U.S. technology is far ahead of anything the EU defense industry is developing. Here the United States can help manage the gap by reforming technology transfer policies for some of our allies to enable them to purchase these advanced command, control, communications, computer, intelligence, surveillance, and reconnaissance capabilities. U.S. Assistant Secretary of State for Political-Military Affairs Lincoln Bloomfield Jr. stated, "In the realm of defense trade licensing, I support NATO's Defense Capabilities Initiative and recognize that there are some critical priorities for military modernization and interoperability that merit a coordinated effort among allied governments. I will support my colleagues in the Pentagon as they encourage defense-industry cooperation with Europe on key weapons programs for future use by allied forces." This reform will make the technology available only; it would not provide money for Europeans to develop, build, and provide associated training tactics and procedures.

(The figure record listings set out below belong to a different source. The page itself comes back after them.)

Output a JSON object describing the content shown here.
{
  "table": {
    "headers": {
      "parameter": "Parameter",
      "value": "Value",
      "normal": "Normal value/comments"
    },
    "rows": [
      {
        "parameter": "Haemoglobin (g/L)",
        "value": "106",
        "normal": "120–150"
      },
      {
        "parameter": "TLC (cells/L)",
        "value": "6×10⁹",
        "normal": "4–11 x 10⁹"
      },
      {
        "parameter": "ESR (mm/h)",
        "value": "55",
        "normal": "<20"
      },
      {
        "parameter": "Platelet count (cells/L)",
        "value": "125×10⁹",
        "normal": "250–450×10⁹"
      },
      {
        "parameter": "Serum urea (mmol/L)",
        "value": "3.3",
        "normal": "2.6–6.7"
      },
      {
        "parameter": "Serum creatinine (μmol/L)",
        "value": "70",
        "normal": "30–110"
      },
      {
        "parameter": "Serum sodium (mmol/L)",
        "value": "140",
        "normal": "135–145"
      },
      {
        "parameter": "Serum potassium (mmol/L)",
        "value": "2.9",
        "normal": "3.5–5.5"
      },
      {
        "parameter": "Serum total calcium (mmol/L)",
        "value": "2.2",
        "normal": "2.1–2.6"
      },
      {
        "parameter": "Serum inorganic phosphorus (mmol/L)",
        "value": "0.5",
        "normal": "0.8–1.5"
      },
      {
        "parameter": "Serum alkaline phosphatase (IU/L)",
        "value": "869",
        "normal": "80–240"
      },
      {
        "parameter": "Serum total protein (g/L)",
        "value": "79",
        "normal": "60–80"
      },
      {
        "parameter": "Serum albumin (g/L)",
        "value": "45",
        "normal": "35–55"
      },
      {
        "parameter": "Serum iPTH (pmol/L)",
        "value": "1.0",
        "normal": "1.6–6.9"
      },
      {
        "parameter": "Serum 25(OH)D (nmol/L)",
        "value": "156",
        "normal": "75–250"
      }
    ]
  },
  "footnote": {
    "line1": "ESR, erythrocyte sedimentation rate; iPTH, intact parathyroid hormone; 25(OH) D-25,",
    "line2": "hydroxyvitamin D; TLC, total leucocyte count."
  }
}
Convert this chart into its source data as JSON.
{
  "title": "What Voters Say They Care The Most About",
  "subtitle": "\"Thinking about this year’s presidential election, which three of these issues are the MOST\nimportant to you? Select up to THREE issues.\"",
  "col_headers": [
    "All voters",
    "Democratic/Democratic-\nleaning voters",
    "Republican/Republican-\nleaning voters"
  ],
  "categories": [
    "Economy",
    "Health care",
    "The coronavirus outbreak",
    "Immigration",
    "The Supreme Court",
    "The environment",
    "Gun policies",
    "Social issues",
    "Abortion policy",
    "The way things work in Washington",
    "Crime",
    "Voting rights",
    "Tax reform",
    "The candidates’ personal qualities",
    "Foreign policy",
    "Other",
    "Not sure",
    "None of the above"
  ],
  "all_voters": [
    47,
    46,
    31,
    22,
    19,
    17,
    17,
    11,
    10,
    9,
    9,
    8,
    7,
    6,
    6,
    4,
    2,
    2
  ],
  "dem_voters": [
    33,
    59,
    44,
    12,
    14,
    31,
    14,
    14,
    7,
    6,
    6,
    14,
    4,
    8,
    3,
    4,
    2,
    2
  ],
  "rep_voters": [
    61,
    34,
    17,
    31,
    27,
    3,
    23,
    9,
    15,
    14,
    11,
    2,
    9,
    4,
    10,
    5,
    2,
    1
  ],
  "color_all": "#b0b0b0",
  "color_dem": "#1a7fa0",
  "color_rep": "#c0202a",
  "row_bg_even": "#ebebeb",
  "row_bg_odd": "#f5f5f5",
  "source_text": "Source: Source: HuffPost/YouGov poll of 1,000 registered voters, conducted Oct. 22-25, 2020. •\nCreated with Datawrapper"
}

If the capability inequity continues at the current rate, Europe will fall further behind and become powerless to participate in the kind of combat operations in which the United States will engage. The implications lead to a natural division of labor: the United States engages in the high-tech, high- or low-intensity power projection and combat operations, while the rest of NATO handles the post-conflict rebuilding and peacekeeping operations. This will not reduce the security investment the Europeans have to this point avoided. On the contrary, peacekeeping is often open-ended and quite expensive over the duration. If the military alliance comes under even more strain, it may have a strong impact on cross-Atlantic political and economic cooperation. To avoid this, the United States must be patient-but it cannot delay in prosecuting the global war on terrorism. The United States and its NATO allies must invest in the available international technology, avoid duplication of research-and-development effort, and look for more cooperative defense industry projects.
Commander Liddy is a Navy SEAL with 18 years of military service. He currently is Naval Special Warfare representative to the Commander-in-Chief, Special Operations Command, in the Washington, DC office.